Here's a photograph of the statue, if you'd like to see it:
Now here is where I also must confess that at the time of our visit I had no idea what the story was about, other than it being about a dog (that apparently lived in Edinburgh). In case you are also unaware of the story line, I'll fill you in so that you can decry ignorance and be better informed than I was. Greyfriars Bobby is the true story of a highland terrier that was extremely loyal to his master, a man by the name of John Brown who died of tuberculosis in 1858. After his death, Brown was buried in Greyfriars Kirkyard. The profession of John Brown is in dispute; some say he was a shepherd and some say he was a policeman. It is more commonly believed that he was a policeman but author Eleanor Atkinson decide that, for the purposes of her story, she would make him out to be a shepherd. One thing is certain, no matter Brown's profession was, it is pretty safe to assume that no one would remember him at all if not for his dog. Bobby was an extremely loyal animal and mourned his owner's death for the remainder of his life. Bobby refused to leave the graveside, keeping company with it for the next fourteen years. Dogs weren't allowed in the Kirkyard but they had a hard time keeping Bobby out! This loyal little dog, through persistence and loyalty, was eventually made a pet of the neighborhood but spent every single night sleeping on his master's grave, no matter the weather.

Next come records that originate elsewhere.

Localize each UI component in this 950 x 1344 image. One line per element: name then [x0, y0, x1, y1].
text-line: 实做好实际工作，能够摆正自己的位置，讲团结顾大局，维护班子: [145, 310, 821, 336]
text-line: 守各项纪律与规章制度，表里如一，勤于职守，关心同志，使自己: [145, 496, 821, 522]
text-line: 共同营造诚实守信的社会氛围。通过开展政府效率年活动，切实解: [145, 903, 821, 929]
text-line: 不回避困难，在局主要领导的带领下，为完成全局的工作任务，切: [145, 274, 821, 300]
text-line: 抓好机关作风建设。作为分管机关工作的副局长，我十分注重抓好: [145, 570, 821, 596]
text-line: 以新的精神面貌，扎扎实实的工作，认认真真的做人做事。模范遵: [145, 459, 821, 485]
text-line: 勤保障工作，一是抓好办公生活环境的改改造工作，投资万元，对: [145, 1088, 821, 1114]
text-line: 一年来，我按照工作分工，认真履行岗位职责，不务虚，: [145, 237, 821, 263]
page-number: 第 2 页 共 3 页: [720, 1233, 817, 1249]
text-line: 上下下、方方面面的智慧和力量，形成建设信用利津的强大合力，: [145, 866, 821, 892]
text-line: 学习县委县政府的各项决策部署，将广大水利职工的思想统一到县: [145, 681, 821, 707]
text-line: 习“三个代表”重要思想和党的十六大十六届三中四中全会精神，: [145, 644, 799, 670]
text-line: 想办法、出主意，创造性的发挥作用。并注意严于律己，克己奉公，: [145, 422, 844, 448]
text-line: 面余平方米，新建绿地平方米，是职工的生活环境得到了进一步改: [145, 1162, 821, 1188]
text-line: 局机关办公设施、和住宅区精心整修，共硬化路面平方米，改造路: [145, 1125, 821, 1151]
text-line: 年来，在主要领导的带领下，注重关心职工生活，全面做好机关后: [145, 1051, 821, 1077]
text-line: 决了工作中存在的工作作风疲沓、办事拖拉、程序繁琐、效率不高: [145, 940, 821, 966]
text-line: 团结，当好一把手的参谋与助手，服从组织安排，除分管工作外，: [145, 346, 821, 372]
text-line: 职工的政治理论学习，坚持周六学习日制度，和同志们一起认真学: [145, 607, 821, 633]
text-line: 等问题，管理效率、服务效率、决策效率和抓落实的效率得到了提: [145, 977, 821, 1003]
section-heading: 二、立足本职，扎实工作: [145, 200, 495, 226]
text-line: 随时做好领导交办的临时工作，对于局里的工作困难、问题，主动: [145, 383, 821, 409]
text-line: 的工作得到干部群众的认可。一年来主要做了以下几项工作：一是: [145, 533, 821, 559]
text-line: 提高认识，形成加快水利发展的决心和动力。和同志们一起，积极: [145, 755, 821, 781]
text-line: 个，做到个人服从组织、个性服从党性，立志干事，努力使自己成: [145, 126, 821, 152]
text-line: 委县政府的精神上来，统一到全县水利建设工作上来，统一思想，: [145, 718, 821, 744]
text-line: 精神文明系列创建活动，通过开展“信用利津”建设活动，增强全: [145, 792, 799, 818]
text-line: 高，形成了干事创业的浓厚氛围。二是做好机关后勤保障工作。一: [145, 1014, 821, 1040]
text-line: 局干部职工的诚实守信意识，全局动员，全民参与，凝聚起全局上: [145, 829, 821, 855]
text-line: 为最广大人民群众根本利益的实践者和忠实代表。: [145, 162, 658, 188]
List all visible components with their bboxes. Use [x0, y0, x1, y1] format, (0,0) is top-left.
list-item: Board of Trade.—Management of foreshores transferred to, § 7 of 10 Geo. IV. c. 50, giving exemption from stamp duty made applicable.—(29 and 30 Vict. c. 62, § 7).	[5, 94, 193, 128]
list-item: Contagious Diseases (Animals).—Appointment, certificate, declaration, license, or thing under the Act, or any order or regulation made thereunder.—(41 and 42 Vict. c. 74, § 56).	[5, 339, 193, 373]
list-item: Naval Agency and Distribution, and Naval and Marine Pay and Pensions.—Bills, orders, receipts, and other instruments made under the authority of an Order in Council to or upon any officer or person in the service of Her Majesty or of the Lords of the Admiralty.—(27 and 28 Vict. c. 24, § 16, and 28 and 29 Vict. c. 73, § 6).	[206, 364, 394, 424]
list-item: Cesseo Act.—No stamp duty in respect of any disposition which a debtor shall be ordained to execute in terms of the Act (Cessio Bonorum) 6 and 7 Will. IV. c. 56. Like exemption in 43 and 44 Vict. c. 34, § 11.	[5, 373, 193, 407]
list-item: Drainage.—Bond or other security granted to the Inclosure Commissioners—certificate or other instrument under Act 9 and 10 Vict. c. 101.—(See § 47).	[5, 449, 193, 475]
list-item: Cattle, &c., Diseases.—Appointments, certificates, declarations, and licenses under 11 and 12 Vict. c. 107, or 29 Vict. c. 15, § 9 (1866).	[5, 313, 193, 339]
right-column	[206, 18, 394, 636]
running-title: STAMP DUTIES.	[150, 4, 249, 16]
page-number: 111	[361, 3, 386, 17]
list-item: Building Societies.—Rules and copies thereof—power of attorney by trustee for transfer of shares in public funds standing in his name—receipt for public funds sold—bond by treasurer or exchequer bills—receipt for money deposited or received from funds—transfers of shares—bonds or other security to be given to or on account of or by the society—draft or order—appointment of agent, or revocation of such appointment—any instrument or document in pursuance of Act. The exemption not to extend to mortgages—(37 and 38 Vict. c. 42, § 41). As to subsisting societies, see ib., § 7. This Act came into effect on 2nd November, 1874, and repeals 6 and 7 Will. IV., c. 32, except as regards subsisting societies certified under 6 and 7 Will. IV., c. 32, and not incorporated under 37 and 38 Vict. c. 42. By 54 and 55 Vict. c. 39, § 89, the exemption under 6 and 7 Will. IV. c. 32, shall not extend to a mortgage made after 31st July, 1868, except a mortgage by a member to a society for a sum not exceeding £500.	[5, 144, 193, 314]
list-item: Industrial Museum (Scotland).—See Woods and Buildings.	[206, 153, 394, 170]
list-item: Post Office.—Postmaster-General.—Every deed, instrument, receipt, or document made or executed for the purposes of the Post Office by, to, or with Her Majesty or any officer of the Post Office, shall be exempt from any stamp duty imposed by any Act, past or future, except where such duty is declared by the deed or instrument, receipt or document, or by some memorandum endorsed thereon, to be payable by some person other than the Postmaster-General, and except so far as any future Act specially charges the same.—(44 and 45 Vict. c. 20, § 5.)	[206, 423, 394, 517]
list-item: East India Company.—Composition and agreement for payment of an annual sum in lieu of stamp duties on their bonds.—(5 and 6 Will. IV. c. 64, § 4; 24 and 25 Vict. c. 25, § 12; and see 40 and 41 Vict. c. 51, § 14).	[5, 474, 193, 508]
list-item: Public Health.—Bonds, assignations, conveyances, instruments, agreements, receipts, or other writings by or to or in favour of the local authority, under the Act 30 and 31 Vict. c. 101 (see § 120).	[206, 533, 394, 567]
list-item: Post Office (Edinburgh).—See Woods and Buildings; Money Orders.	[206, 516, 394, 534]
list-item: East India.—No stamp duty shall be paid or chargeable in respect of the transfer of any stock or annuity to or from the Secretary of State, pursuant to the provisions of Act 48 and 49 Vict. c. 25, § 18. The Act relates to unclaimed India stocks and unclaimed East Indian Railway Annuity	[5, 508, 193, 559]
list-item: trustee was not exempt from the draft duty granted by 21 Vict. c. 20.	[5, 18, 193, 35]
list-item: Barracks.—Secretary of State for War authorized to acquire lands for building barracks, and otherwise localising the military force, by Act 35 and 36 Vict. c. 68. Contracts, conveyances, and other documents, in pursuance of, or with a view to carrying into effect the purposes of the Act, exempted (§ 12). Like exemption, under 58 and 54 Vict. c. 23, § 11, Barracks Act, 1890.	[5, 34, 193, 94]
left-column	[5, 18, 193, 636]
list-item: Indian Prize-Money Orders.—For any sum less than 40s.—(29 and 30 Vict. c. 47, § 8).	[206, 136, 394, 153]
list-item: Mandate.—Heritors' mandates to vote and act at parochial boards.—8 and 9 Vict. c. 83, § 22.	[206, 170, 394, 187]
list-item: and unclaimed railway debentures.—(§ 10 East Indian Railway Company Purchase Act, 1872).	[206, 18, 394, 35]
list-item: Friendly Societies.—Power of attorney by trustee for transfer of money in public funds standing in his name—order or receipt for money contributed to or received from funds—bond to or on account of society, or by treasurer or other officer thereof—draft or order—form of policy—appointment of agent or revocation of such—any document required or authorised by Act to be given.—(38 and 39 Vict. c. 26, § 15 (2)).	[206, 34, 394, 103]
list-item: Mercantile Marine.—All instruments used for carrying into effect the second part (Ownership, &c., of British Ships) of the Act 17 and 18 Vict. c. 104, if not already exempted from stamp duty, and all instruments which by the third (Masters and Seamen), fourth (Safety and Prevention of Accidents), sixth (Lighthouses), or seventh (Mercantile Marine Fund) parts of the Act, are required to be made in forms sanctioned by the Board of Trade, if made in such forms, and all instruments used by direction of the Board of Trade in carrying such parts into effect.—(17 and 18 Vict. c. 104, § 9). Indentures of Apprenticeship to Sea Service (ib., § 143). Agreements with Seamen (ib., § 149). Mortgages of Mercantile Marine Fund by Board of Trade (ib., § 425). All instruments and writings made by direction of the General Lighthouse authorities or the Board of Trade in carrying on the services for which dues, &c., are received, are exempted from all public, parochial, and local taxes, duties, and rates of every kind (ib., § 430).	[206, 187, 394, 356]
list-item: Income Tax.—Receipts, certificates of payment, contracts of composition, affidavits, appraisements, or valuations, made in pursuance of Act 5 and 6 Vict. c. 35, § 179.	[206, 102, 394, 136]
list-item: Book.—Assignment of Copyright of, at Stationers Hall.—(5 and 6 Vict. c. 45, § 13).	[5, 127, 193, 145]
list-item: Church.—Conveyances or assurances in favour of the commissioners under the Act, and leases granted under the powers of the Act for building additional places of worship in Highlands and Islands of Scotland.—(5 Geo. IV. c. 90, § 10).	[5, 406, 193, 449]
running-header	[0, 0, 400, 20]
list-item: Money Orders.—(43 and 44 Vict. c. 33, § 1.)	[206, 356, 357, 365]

What I did not realize until I was done reading the book is that the author, Eleanor Atkinson, was an American who never actually visited Scotland. (So if anyone is upset with me for not doing more thorough research on that portion of our trip, I think I should win back some brownie points for at least visiting.) The story was written in 1912 and although she wrote a handful of other books, this is the one that she is best known for. The Disney version of the film is based on her version of events. Critics have argued that she didn't understand the geography of Edinburgh very well and that is a fair thing to note. Having walked the city, I was confused a bit by her placement of the castle, in particular, but for someone who had never been I think she did quite well. She is assumed to have researched the names and people directly related to Bobby's story, keeping as true to his account as possible. Obviously she embellished the tale a bit with the use of her imagination but that is to be expected of any author.
While this story is thought a great one for children (and it is) I had a hard time reading it even as an adult because she wrote dialogue using a Scottish accent. Here's the example that Wikipedia provides to give you an idea of what I mean:
"I wullna gang to the infairmary. It's juist for puir toon bodies that are aye ailin' an' deein'." Fright and resentment lent the silent old man an astonishing eloquence for the moment. "Ye wadna gang to the infairmary yer ainsel', an' tak' charity."
Because of this, I had a really hard time working my way through the story. I found myself skimming past dialogue, hoping to pick up enough out of the conversations between characters to track with the events until I could get back to the narrative. I can't imagine this being an easy read for a middle schooler (although not impossible). I confess that I will never attempt this book as a read aloud. The story is interesting enough but it doesn't feel accessible. I suspect that watching the movie is going to be the easiest way to educate one's self about this remarkable dog. I'll have to let you know whether that is true because now that I've read the book, I am permitted to watch the movie. (*wink*) I am very curious to see the Disney film now.
For more information about Greyfriars Bobby, check out this website. It is a rather interesting tale.
If you want to learn more about Greyfriars Kirkyard, there are plenty of videos available through Youtube that will broaden your knowledge of this small portion of the globe. Our family spent some time wandering about the graveyard (because apparently J.K. Rowling named some of her famous characters after names she found on tombstones at this site!), While I like wandering around graveyards as a general rule, I have to tell you this one was a little creepy. It wasn't until I was doing a bit of research for this post that I discovered why I felt the way I did about it. If you're curious, see Youtube. Videos there range from informative to downright spooky!